Mt Hood Morning from Cloud Cap Road
Mt Hood Morning from Cloud Cap Road

I used to be a freeskier. That even sounds funny to write, but it’s true. What I mean by that is that I used to measure the quality of my skiing by my speed, the steepness of my lines, and how much time I could spend in the air. I lived in Salt Lake City and I skied at Snowbird. The tram on a powder day when the canyon was close was the be-all end-all. Nothing was better than being the first person to hike out to Baldy on a powder day and rip GS turns with face shots all the way down the untracked face.

Moon over the summit.
Moon over the summit.

But something happened to me. After twenty years of skiing, the sport started to lose its shine for me. I went through the motions, hucked the cliffs, skied fast and stomped it on hardpack, but my heart wasn’t in it. This was the winter of 2011-2012: one of the best on record in the Wasatch. I should have been in hog heaven, and on good days, I was. But on the off days when I felt bored on my skis, and spoiled for feeling bored while skiing, I wondered whether there wasn’t more to the sport. That winter I started telemarking more (we all make mistakes, forgive me), and I started to tour more. 

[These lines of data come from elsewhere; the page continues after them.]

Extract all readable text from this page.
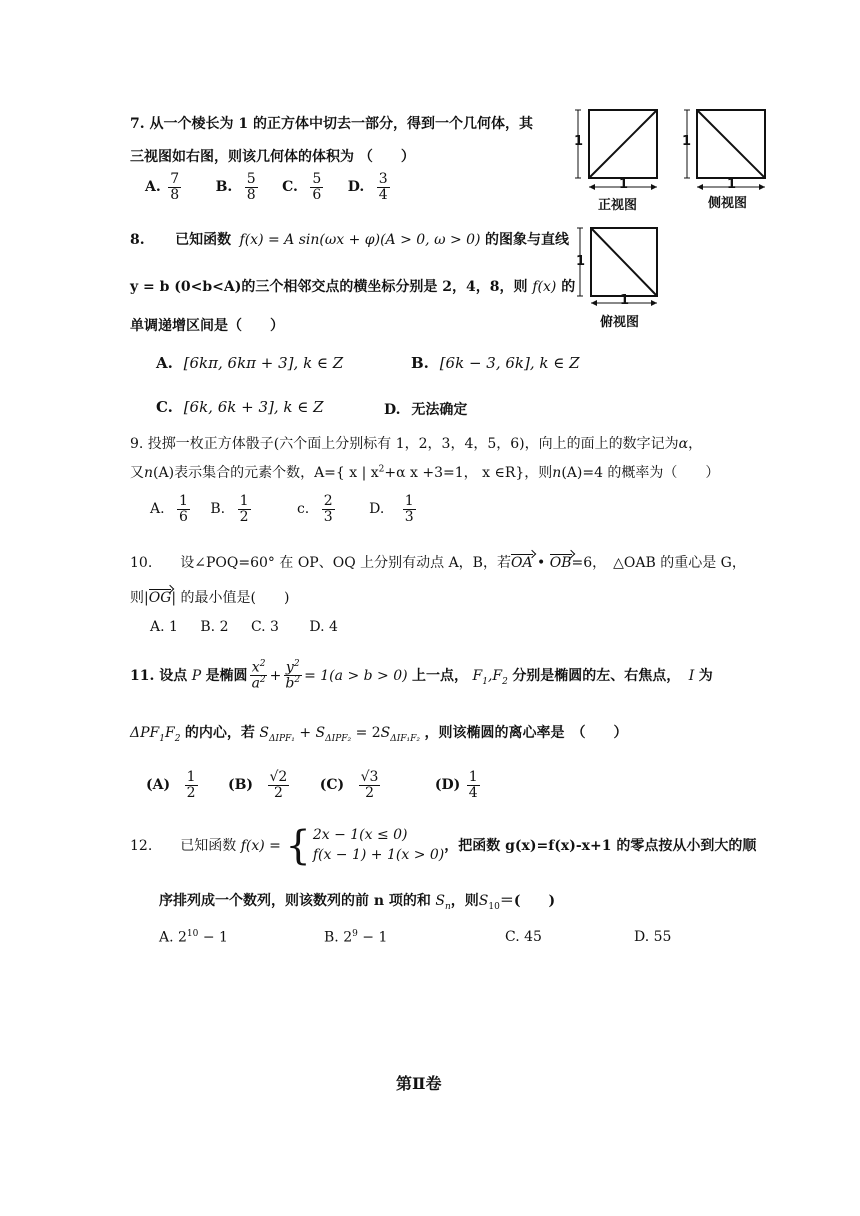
7. 从一个棱长为 1 的正方体中切去一部分，得到一个几何体，其
三视图如右图，则该几何体的体积为 （　　）
A. $\frac{7}{8} B$. $\frac{5}{8} C$. $\frac{5}{6} D$. $\frac{3}{4}$
1
1
正视图
1
1
侧视图
1
1
俯视图
8. 已知函数 f(x) = A sin(ωx + φ)(A > 0, ω > 0) 的图象与直线
y = b (0<b<A)的三个相邻交点的横坐标分别是 2，4，8，则 f(x) 的
单调递增区间是（　　）
A. [6kπ, 6kπ + 3], k ∈ Z	B. [6k − 3, 6k], k ∈ Z
C. [6k, 6k + 3], k ∈ Z	D. 无法确定
9. 投掷一枚正方体骰子(六个面上分别标有 1，2，3，4，5，6)，向上的面上的数字记为α，
又n(A)表示集合的元素个数，A={ x | $x^2+\alpha$ x +3=1， x ∈R}，则n(A)=4 的概率为（　　）
A. $\frac{1}{6} B$. $\frac{1}{2}$	c. $\frac{2}{3} D$. $\frac{1}{3}$
10.　　设∠POQ=60° 在 OP、OQ 上分别有动点 A，B，若OA • OB=6，　△OAB 的重心是 G，
则|OG| 的最小值是(　　)
A. 1 B. 2 C. 3 D. 4
11. 设点 P 是椭圆 $\frac{x^2}{a^2} + \frac{y^2}{b^2} = 1(a > b > 0)$ 上一点， $F_1,F_2$ 分别是椭圆的左、右焦点， I 为
$\Delta PF_1F_2$ 的内心，若 $S_{\Delta IPF_1} + S_{\Delta IPF_2} = 2S_{\Delta IF_1F_2}$ ，则该椭圆的离心率是　（　　）
$(A) \frac{1}{2} (B) \frac{√2}{2} (C) \frac{√3}{2}$	$(D) \frac{1}{4}$
12.　　已知函数 f(x) = { 2x − 1(x ≤ 0)
f(x − 1) + 1(x > 0)
，把函数 g(x)=f(x)-x+1 的零点按从小到大的顺
序排列成一个数列，则该数列的前 n 项的和 $S_n$，则$S_{10}=$(　　)
A. $2^{10} - 1$	B. $2^9 - 1$	C. 45	D. 55
第Ⅱ卷
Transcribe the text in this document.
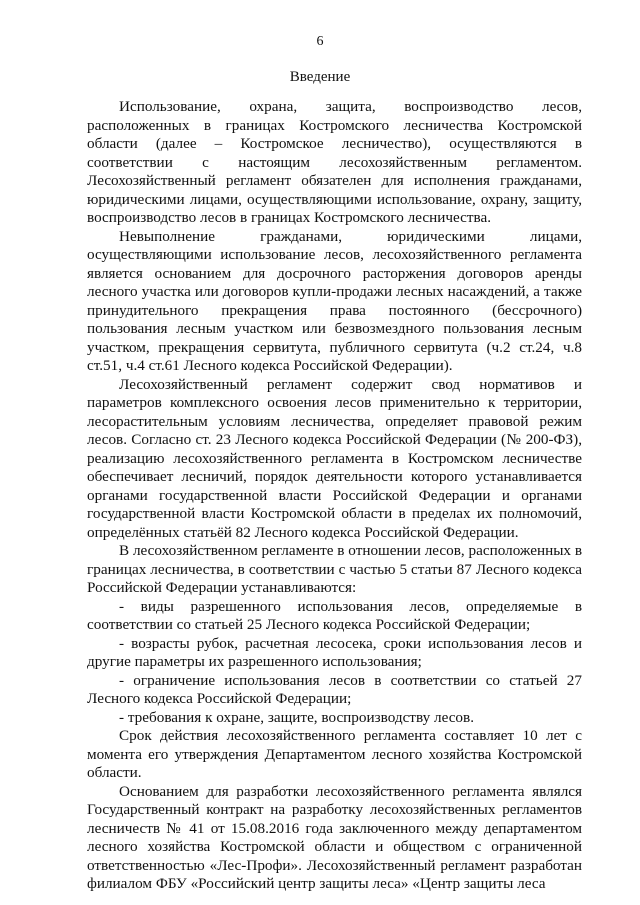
6
Введение

Использование, охрана, защита, воспроизводство лесов, расположенных в границах Костромского лесничества Костромской области (далее – Костромское лесничество), осуществляются в соответствии с настоящим лесохозяйственным регламентом. Лесохозяйственный регламент обязателен для исполнения гражданами, юридическими лицами, осуществляющими использование, охрану, защиту, воспроизводство лесов в границах Костромского лесничества.

Невыполнение гражданами, юридическими лицами, осуществляющими использование лесов, лесохозяйственного регламента является основанием для досрочного расторжения договоров аренды лесного участка или договоров купли-продажи лесных насаждений, а также принудительного прекращения права постоянного (бессрочного) пользования лесным участком или безвозмездного пользования лесным участком, прекращения сервитута, публичного сервитута (ч.2 ст.24, ч.8 ст.51, ч.4 ст.61 Лесного кодекса Российской Федерации).

Лесохозяйственный регламент содержит свод нормативов и параметров комплексного освоения лесов применительно к территории, лесорастительным условиям лесничества, определяет правовой режим лесов. Согласно ст. 23 Лесного кодекса Российской Федерации (№ 200-ФЗ), реализацию лесохозяйственного регламента в Костромском лесничестве обеспечивает лесничий, порядок деятельности которого устанавливается органами государственной власти Российской Федерации и органами государственной власти Костромской области в пределах их полномочий, определённых статьёй 82 Лесного кодекса Российской Федерации.

В лесохозяйственном регламенте в отношении лесов, расположенных в границах лесничества, в соответствии с частью 5 статьи 87 Лесного кодекса Российской Федерации устанавливаются:

- виды разрешенного использования лесов, определяемые в соответствии со статьей 25 Лесного кодекса Российской Федерации;

- возрасты рубок, расчетная лесосека, сроки использования лесов и другие параметры их разрешенного использования;

- ограничение использования лесов в соответствии со статьей 27 Лесного кодекса Российской Федерации;

- требования к охране, защите, воспроизводству лесов.

Срок действия лесохозяйственного регламента составляет 10 лет с момента его утверждения Департаментом лесного хозяйства Костромской области.

Основанием для разработки лесохозяйственного регламента являлся Государственный контракт на разработку лесохозяйственных регламентов лесничеств № 41 от 15.08.2016 года заключенного между департаментом лесного хозяйства Костромской области и обществом с ограниченной ответственностью «Лес-Профи». Лесохозяйственный регламент разработан филиалом ФБУ «Российский центр защиты леса» «Центр защиты леса
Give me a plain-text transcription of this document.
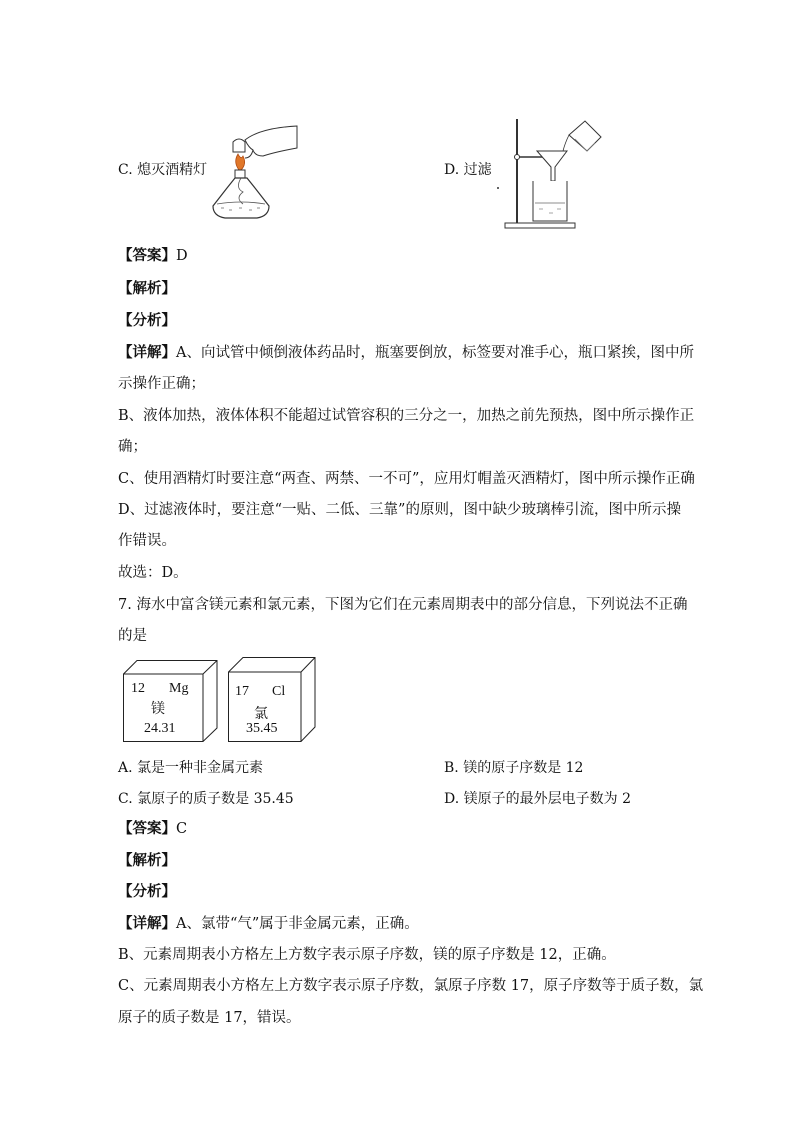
C. 熄灭酒精灯	D. 过滤
【答案】D
【解析】
【分析】
【详解】A、向试管中倾倒液体药品时，瓶塞要倒放，标签要对准手心，瓶口紧挨，图中所
示操作正确；
B、液体加热，液体体积不能超过试管容积的三分之一，加热之前先预热，图中所示操作正
确；
C、使用酒精灯时要注意“两查、两禁、一不可”，应用灯帽盖灭酒精灯，图中所示操作正确
D、过滤液体时，要注意“一贴、二低、三靠”的原则，图中缺少玻璃棒引流，图中所示操
作错误。
故选：D。
7. 海水中富含镁元素和氯元素，下图为它们在元素周期表中的部分信息，下列说法不正确
的是
12 Mg
镁
24.31
17 Cl
氯
35.45
A. 氯是一种非金属元素	B. 镁的原子序数是 12
C. 氯原子的质子数是 35.45	D. 镁原子的最外层电子数为 2
【答案】C
【解析】
【分析】
【详解】A、氯带“气”属于非金属元素，正确。
B、元素周期表小方格左上方数字表示原子序数，镁的原子序数是 12，正确。
C、元素周期表小方格左上方数字表示原子序数，氯原子序数 17，原子序数等于质子数，氯
原子的质子数是 17，错误。
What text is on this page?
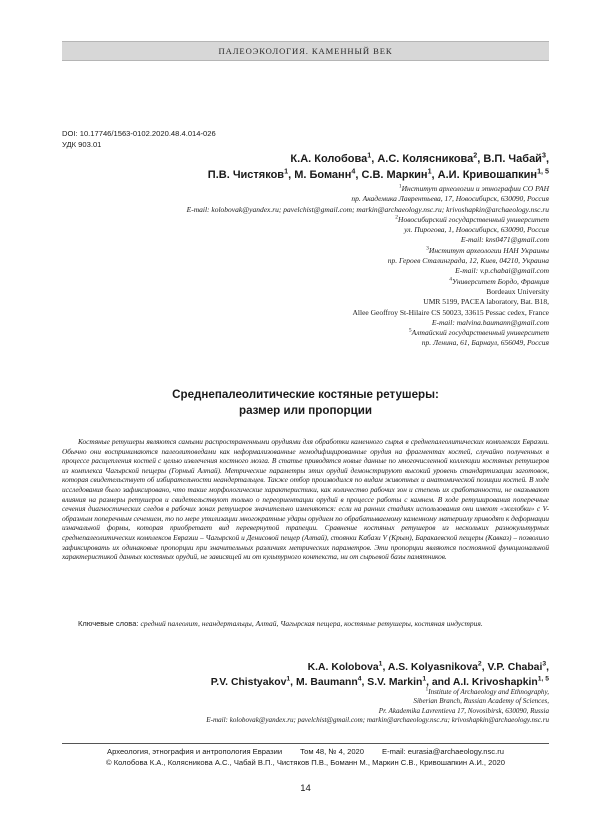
ПАЛЕОЭКОЛОГИЯ. КАМЕННЫЙ ВЕК
DOI: 10.17746/1563-0102.2020.48.4.014-026
УДК 903.01
К.А. Колобова$^1$, А.С. Колясникова$^2$, В.П. Чабай$^3$,
П.В. Чистяков$^1$, М. Боманн$^4$, С.В. Маркин$^1$, А.И. Кривошапкин$^{1, 5}$
$^1$Институт археологии и этнографии СО РАН
пр. Академика Лаврентьева, 17, Новосибирск, 630090, Россия
E-mail: kolobovak@yandex.ru; pavelchist@gmail.com; markin@archaeology.nsc.ru; krivoshapkin@archaeology.nsc.ru
$^2$Новосибирский государственный университет
ул. Пирогова, 1, Новосибирск, 630090, Россия
E-mail: kns0471@gmail.com
$^3$Институт археологии НАН Украины
пр. Героев Сталинграда, 12, Киев, 04210, Украина
E-mail: v.p.chabai@gmail.com
$^4$Университет Бордо, Франция
Bordeaux University
UMR 5199, PACEA laboratory, Bat. B18,
Allee Geoffroy St-Hilaire CS 50023, 33615 Pessac cedex, France
E-mail: malvina.baumann@gmail.com
$^5$Алтайский государственный университет
пр. Ленина, 61, Барнаул, 656049, Россия
Среднепалеолитические костяные ретушеры:
размер или пропорции
Костяные ретушеры являются самыми распространенными орудиями для обработки каменного сырья в среднепалеолитических комплексах Евразии. Обычно они воспринимаются палеолитоведами как неформализованные немодифицированные орудия на фрагментах костей, случайно полученных в процессе расщепления костей с целью извлечения костного мозга. В статье приводятся новые данные по многочисленной коллекции костяных ретушеров из комплекса Чагырской пещеры (Горный Алтай). Метрические параметры этих орудий демонстрируют высокий уровень стандартизации заготовок, которая свидетельствует об избирательности неандертальцев. Также отбор производился по видам животных и анатомической позиции костей. В ходе исследования было зафиксировано, что такие морфологические характеристики, как количество рабочих зон и степень их сработанности, не оказывают влияния на размеры ретушеров и свидетельствуют только о переориентации орудий в процессе работы с камнем. В ходе ретуширования поперечные сечения диагностических следов в рабочих зонах ретушеров значительно изменяются: если на ранних стадиях использования они имеют «желобки» с V-образным поперечным сечением, то по мере утилизации многократные удары орудием по обрабатываемому каменному материалу приводят к деформации изначальной формы, которая приобретает вид перевернутой трапеции. Сравнение костяных ретушеров из нескольких разнокультурных среднепалеолитических комплексов Евразии – Чагырской и Денисовой пещер (Алтай), стоянки Кабази V (Крым), Баракаевской пещеры (Кавказ) – позволило зафиксировать их одинаковые пропорции при значительных различиях метрических параметров. Эти пропорции являются постоянной функциональной характеристикой данных костяных орудий, не зависящей ни от культурного контекста, ни от сырьевой базы памятников.
Ключевые слова: средний палеолит, неандертальцы, Алтай, Чагырская пещера, костяные ретушеры, костяная индустрия.
K.A. Kolobova$^1$, A.S. Kolyasnikova$^2$, V.P. Chabai$^3$,
P.V. Chistyakov$^1$, M. Baumann$^4$, S.V. Markin$^1$, and A.I. Krivoshapkin$^{1, 5}$
$^1$Institute of Archaeology and Ethnography,
Siberian Branch, Russian Academy of Sciences,
Pr. Akademika Lavrentieva 17, Novosibirsk, 630090, Russia
E-mail: kolobovak@yandex.ru; pavelchist@gmail.com; markin@archaeology.nsc.ru; krivoshapkin@archaeology.nsc.ru
Археология, этнография и антропология Евразии Том 48, № 4, 2020 E-mail: eurasia@archaeology.nsc.ru
© Колобова К.А., Колясникова А.С., Чабай В.П., Чистяков П.В., Боманн М., Маркин С.В., Кривошапкин А.И., 2020
14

Drawing lines across terrain
Drawing lines across terrain

In ski touring I found what I had been missing in my skiing: adventure, real risk, and the freedom to go where I pleased. Freeskiing is dangerous at its conclusion: as in mountain biking or base jumping, participants find increased challenge only by assuming more risk, but shrinking margins of safety. Show me a professional freeskier and I’ll show you someone who’s life can be measured in periods-between-injuries. Some are luckier than others, but the bleeding edge of that sport sends everyone to the hospital eventually.

Relaxing out of the wind at Cloud Cap Inn
Relaxing out of the wind at Cloud Cap Inn

Ski touring put the adventure back into skiing for me, and before I knew it, I no longer owned alpine skis. I ski patrolled on lightweight gear– it was all that I had –and I sat in the shack reading conditions reports, scheming up my next tour. Even on groomer days, I was eager to get out and ski the most challenging snow in the resort on my lightweight gear, building technique for my days off.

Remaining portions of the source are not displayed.